The Comptroller’s Office specifically notes in the Texas Register that this rule does not go into effect until October 21, 2021 in order to “giv[e] interested parties an opportunity to seek a legislative change.” It will be interesting to see if such a change is made in the next legislative session, which is scheduled for Spring 2021. Only time will tell if this important new regulation is overridden by the Texas Legislature.
The Texas Comptroller’s Office has also announced that, starting July 1, 2020, it is no longer imposing sales tax on separately stated internet access charges. The Internet Tax Freedom Act, which was first passed in 1998, prohibited taxes on internet access. However, Texas and six other states’ internet access taxes were grandfathered in that legislation, and in other successive renewals of the Internet Tax Freedom Act. The last renewal of the Act, the Internet Tax Freedom Act of 2016, set an expiration date of June 30, 2020, for the grandfather clause.
Currently Texas exempts the first $25 of a fee paid to access the internet but imposes taxes on any amount exceeding $25. After June 30, Texas will no longer be permitted to impose this tax unless a service provider offers a bundle that includes internet access and cannot establish a reasonable allocation for the nontaxable internet services.

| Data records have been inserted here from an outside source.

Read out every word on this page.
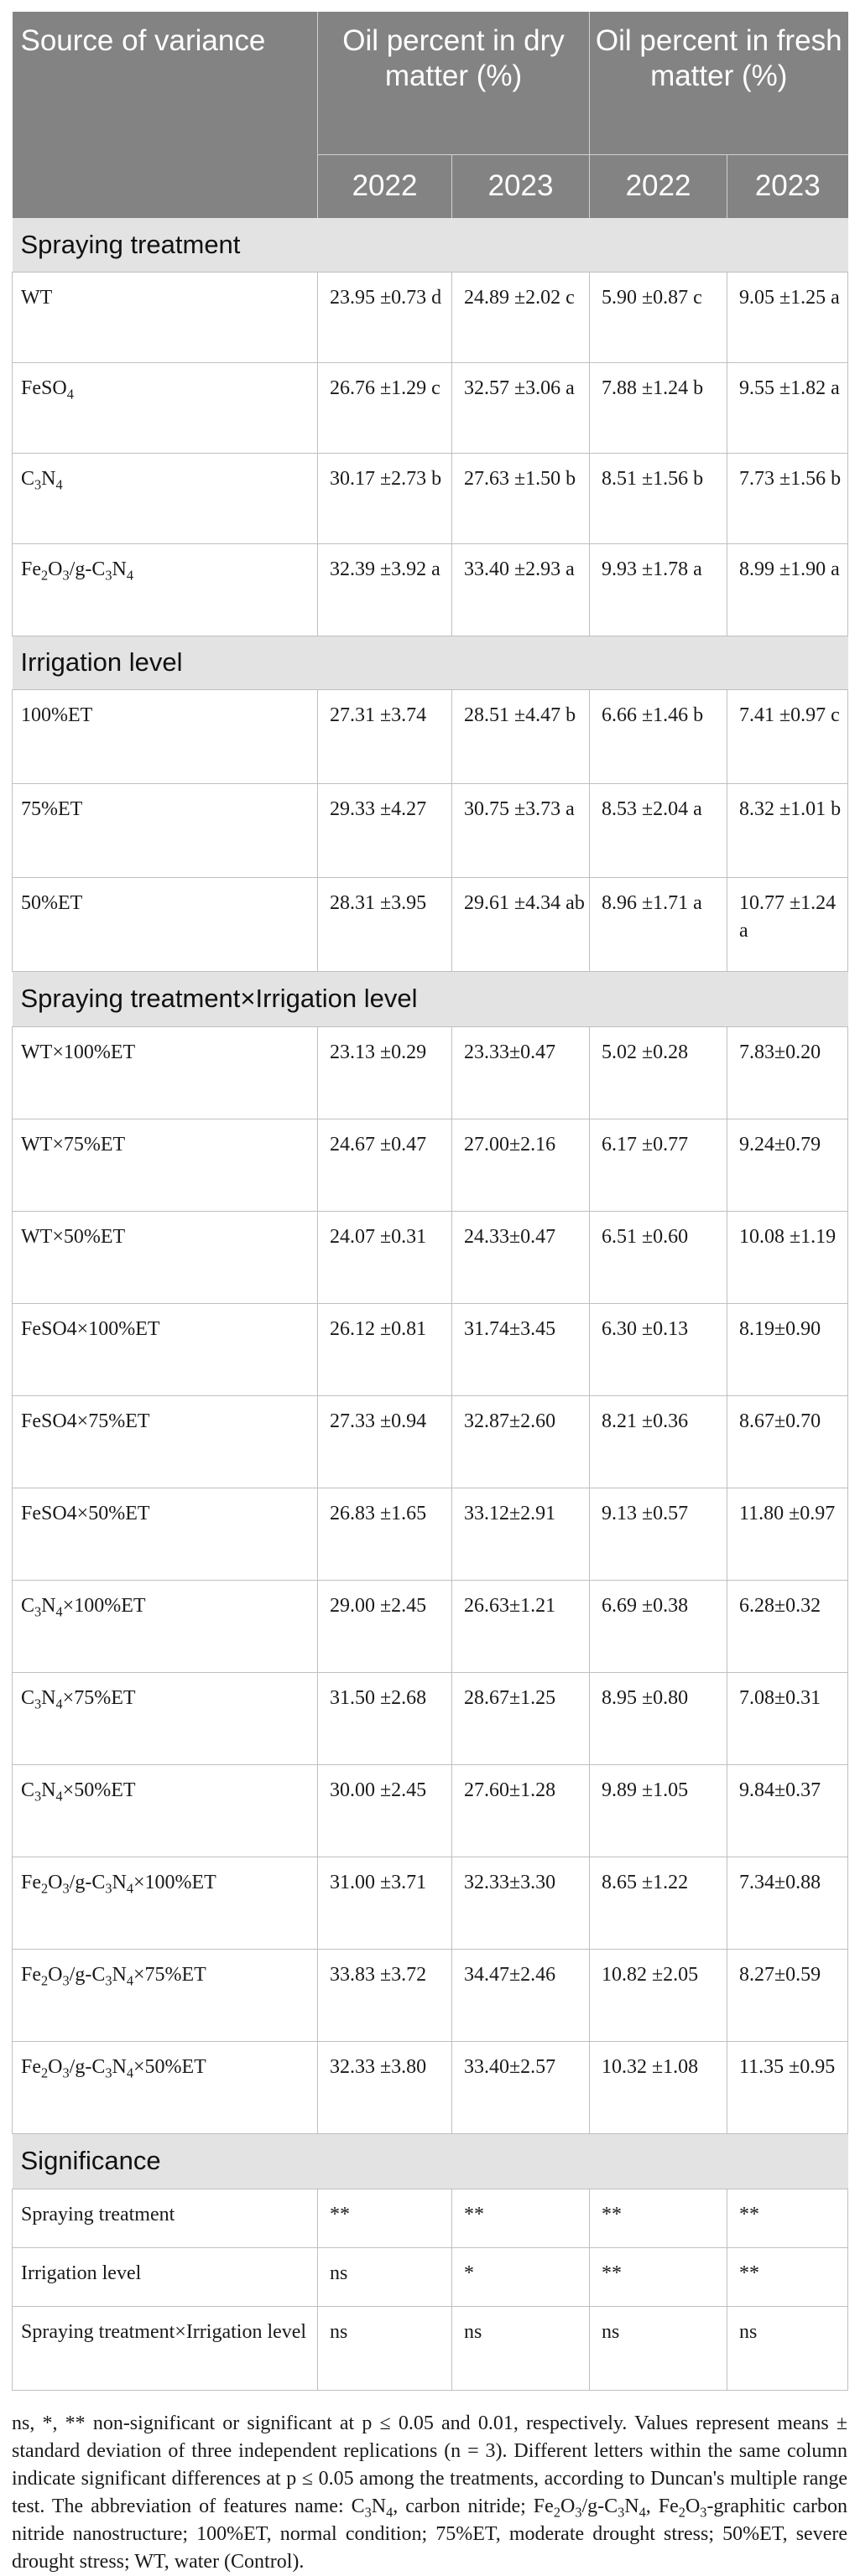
Source of variance	Oil percent in dry matter (%)		Oil percent in fresh matter (%)	
	2022	2023	2022	2023
Spraying treatment				
WT	23.95 ±0.73 d	24.89 ±2.02 c	5.90 ±0.87 c	9.05 ±1.25 a
FeSO$_4$	26.76 ±1.29 c	32.57 ±3.06 a	7.88 ±1.24 b	9.55 ±1.82 a
$C_3N_4$	30.17 ±2.73 b	27.63 ±1.50 b	8.51 ±1.56 b	7.73 ±1.56 b
$Fe_2O_3/g-C_3N_4$	32.39 ±3.92 a	33.40 ±2.93 a	9.93 ±1.78 a	8.99 ±1.90 a
Irrigation level				
100%ET	27.31 ±3.74	28.51 ±4.47 b	6.66 ±1.46 b	7.41 ±0.97 c
75%ET	29.33 ±4.27	30.75 ±3.73 a	8.53 ±2.04 a	8.32 ±1.01 b
50%ET	28.31 ±3.95	29.61 ±4.34 ab	8.96 ±1.71 a	10.77 ±1.24 a
Spraying treatment×Irrigation level				
WT×100%ET	23.13 ±0.29	23.33±0.47	5.02 ±0.28	7.83±0.20
WT×75%ET	24.67 ±0.47	27.00±2.16	6.17 ±0.77	9.24±0.79
WT×50%ET	24.07 ±0.31	24.33±0.47	6.51 ±0.60	10.08 ±1.19
FeSO4×100%ET	26.12 ±0.81	31.74±3.45	6.30 ±0.13	8.19±0.90
FeSO4×75%ET	27.33 ±0.94	32.87±2.60	8.21 ±0.36	8.67±0.70
FeSO4×50%ET	26.83 ±1.65	33.12±2.91	9.13 ±0.57	11.80 ±0.97
$C_3N_4\times 100\%ET$	29.00 ±2.45	26.63±1.21	6.69 ±0.38	6.28±0.32
$C_3N_4\times 75\%ET$	31.50 ±2.68	28.67±1.25	8.95 ±0.80	7.08±0.31
$C_3N_4\times 50\%ET$	30.00 ±2.45	27.60±1.28	9.89 ±1.05	9.84±0.37
$Fe_2O_3/g-C_3N_4\times 100\%ET$	31.00 ±3.71	32.33±3.30	8.65 ±1.22	7.34±0.88
$Fe_2O_3/g-C_3N_4\times 75\%ET$	33.83 ±3.72	34.47±2.46	10.82 ±2.05	8.27±0.59
$Fe_2O_3/g-C_3N_4\times 50\%ET$	32.33 ±3.80	33.40±2.57	10.32 ±1.08	11.35 ±0.95
Significance				
Spraying treatment	**	**	**	**
Irrigation level	ns	*	**	**
Spraying treatment×Irrigation level	ns	ns	ns	ns
ns, *, ** non-significant or significant at p ≤ 0.05 and 0.01, respectively. Values represent means ± standard deviation of three independent replications (n = 3). Different letters within the same column indicate significant differences at p ≤ 0.05 among the treatments, according to Duncan's multiple range test. The abbreviation of features name: $C_3N_4$, carbon nitride; $Fe_2O_3/g-C_3N_4$, $Fe_2O_3$-graphitic carbon nitride nanostructure; 100%ET, normal condition; 75%ET, moderate drought stress; 50%ET, severe drought stress; WT, water (Control).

Texas tax professionals are waiting to see how the Comptroller’s Office will make up this lost sales tax revenue. In Comptroller Hegar’s 2020-2021 Biennial Revenue Estimate, the Comptroller’s Office estimated that this lost revenue will be approximately $500 million per year. This loss of revenue, as well as the current decrease in sales tax revenue due to the COVID-19 pandemic, could create quite a challenge for Texas’s budget in the years ahead.